Su explicación era la guinda a la tunda de puñetazos que me habría gustado endosarle esa mañana. Cuando conseguí introducir aire de nuevo en mis pulmones, dije:

– Pero eso no nos indica dónde la obtuvo él. Ni siquiera nos revela que fuera él quien la guardó ahí.

– No -accedió Scorcher, con excesiva condescendencia-. Es verdad.

Se produjo un silencio. Scorch aguardó un lapso diplomático de tiempo antes de alargar la mano para que le devolviera la bolsa con la prueba.

– ¿Crees que Kevin asesinó a Rosie? -pregunté.

– Aún no creo nada. En esta fase solamente estoy recopilando pruebas.

Extendió la mano para coger la bolsa, pero yo la aparté de su alcance.

– Pues sigue recopilando, ¿me has oído bien?

– Voy a necesitar que me devuelvas eso.

– Inocente hasta que se demuestre lo contrario, Kennedy. Y esto está lejos, muy lejos de ser una prueba. No lo olvides.

– Hummm -murmuró Scorch en tono neutro-. Por cierto, también voy a necesitar que te apartes de mi camino? Frank, y hablo muy en serio.

– Esto es sólo una coincidencia. Y lo mismo ocurre conmigo.

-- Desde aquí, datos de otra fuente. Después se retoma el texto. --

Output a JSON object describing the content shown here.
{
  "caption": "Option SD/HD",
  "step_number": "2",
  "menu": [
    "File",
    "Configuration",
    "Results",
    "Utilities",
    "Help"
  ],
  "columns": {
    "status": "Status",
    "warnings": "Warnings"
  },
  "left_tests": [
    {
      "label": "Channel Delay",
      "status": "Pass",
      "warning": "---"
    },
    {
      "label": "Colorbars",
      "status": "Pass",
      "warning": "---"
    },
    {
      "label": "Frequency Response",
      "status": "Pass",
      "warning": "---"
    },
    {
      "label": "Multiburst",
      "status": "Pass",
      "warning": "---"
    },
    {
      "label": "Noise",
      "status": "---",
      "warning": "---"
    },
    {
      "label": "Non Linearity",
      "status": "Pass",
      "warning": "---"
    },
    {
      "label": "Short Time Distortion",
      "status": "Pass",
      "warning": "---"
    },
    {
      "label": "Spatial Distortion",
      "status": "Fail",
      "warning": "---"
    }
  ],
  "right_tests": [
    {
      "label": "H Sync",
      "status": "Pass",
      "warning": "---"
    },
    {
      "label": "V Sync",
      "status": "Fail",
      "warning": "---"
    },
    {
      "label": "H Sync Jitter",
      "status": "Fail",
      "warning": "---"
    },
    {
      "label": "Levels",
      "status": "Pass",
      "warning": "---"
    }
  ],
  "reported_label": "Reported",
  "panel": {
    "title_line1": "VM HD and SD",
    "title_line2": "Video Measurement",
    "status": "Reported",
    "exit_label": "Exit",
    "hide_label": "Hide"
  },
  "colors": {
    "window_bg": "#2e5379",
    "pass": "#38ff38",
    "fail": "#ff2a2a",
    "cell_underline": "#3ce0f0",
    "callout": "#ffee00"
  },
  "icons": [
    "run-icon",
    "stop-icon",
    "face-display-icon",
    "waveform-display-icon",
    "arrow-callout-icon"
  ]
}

– Antes la situación ya era mala, pero ahora… Es prácticamente imposible que pudieras estar más implicado emocionalmente de lo que ya lo estás. Entiendo que estés triste, pero cualquier interferencia por tu parte podría poner en riesgo toda la investigación, y no permitiré que tal cosa ocurra.

– Kevin no mató a nadie -aseguré yo-. Ni se mató él, ni mató a Rosie ni a nadie. Tú sigue buscando pruebas.

Scorcher parpadeó y apartó la mirada de mí. Transcurrido un momento le devolví su preciada bolsita y me fui.

Cuando estaba a punto de trasponer la puerta, Scorcher me indicó:

– Eh, Frank. Al menos ahora estamos seguros de que la chica planeaba fugarse contigo.

No me giré. Seguía notando el calor de la caligrafía de Rosie, atravesando la remilgada etiqueta de Scorcher para enrollarse en mi mano y penetrarme hasta el tuétano. «Éste es el día más feliz de mi vida.» Planeaba venir conmigo y casi lo había conseguido. Diez metros nos habían separado de nuestro inicio en un nuevo mundo cogidos de la mano.

Tenía la sensación de estarme precipitando al vacío, como si me hubieran empujado de un avión y el cielo se acercara a toda velocidad y yo no tuviera ninguna cuerda para desplegar el paracaídas.